Eine Gema-Bewertung von Thomas Andre

An der Gema scheiden sich die Geister. Manche halten sie für die trutschige Tante, die sich mit veralteten Ansichten gegen neue Entwicklungen stellt. Geh' ma in die Welt raus und guck sie dir an, wie sie ist! - das rufen die nonchalanten YouTube-Konsumenten und MP3-Hörer der Musikverwertungsgesellschaft zu, die fürwahr eine etwas statische Vorstellung vom Urheberrecht hat.
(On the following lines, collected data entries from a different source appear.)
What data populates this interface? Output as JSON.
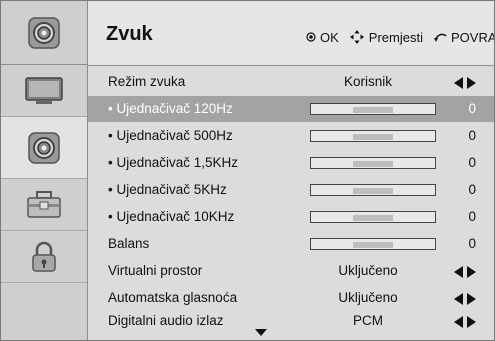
{
  "header": {
    "title": "Zvuk",
    "hints": [
      {
        "icon": "ok-circle-icon",
        "label": "OK"
      },
      {
        "icon": "navigation-arrows-icon",
        "label": "Premjesti"
      },
      {
        "icon": "return-icon",
        "label": "POVRAT"
      }
    ]
  },
  "sidebar": {
    "items": [
      {
        "icon": "speaker-icon"
      },
      {
        "icon": "monitor-icon"
      },
      {
        "icon": "speaker-icon"
      },
      {
        "icon": "toolbox-icon"
      },
      {
        "icon": "lock-icon"
      },
      {
        "icon": "empty"
      }
    ]
  },
  "rows": [
    {
      "label": "Režim zvuka",
      "value": "Korisnik",
      "kind": "option"
    },
    {
      "label": "• Ujednačivač 120Hz",
      "value": "0",
      "kind": "slider",
      "level": 0.5
    },
    {
      "label": "• Ujednačivač 500Hz",
      "value": "0",
      "kind": "slider",
      "level": 0.5
    },
    {
      "label": "• Ujednačivač 1,5KHz",
      "value": "0",
      "kind": "slider",
      "level": 0.5
    },
    {
      "label": "• Ujednačivač 5KHz",
      "value": "0",
      "kind": "slider",
      "level": 0.5
    },
    {
      "label": "• Ujednačivač 10KHz",
      "value": "0",
      "kind": "slider",
      "level": 0.5
    },
    {
      "label": "Balans",
      "value": "0",
      "kind": "slider",
      "level": 0.5
    },
    {
      "label": "Virtualni prostor",
      "value": "Uključeno",
      "kind": "option"
    },
    {
      "label": "Automatska glasnoća",
      "value": "Uključeno",
      "kind": "option"
    },
    {
      "label": "Digitalni audio izlaz",
      "value": "PCM",
      "kind": "option"
    }
  ],
  "selected_row": 1,
  "colors": {
    "selected_row": "#a3a3a3",
    "background": "#dcdcdc"
  }
}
Gerade die jüngeren Leute wollen nämlich die Verhältnisse zum Tanzen bringen. Geistiges Eigentum? Die Rechte des Schöpfers? Ach, die sollen sich mal nicht so anstellen! Ist doch eh viel romantischer, wenn der Künstler nicht nach festen Tarifen bezahlt wird. Hätte er ja auch Beamter werden können. Echte Kunst wird nicht für Geld gemacht! Und zur Not zahlen wir halt 'ne Kulturflatrate. Auf der Tanzfläche übrigens, wenn wir zu den Liedern tanzen, um die es der Gema geht, interessiert nicht, wie viele CDs der Interpret verkauft hat. Da ist nur interessant, wie viel das nächste Bier kostet.

Sollte die Gema ihr Tarifsystem wirklich verteuern, dann könnte das Bier bald auch teurer werden. Das mag zu verschmerzen sein. Nicht zu verschmerzen aber ist, sollte der ein oder andere Tanzschuppen schließen müssen, weil er viele Tausend Euro mehr für seine Jugendbespaßungen überweisen muss. Deshalb wird an diesem Sonnabend, 23.55 Uhr, bundesweit in den Diskotheken die Musik verstummen. Es ist 5 vor 12, sagen die Betreiber - deine Disco braucht dich.

Vielleicht läuft ja gerade der EM-Song von Oceana, wenn es im Molotow oder dem Moondoo still wird. Der macht, der ollen Tante Gema und ihrer Erbsenzählerei sei Dank, zwei Hamburger Elektropopper gerade ein bisschen reich. Die Gema weiß nämlich, was ein Sample ist. So von Vorgestern ist sie nun auch nicht.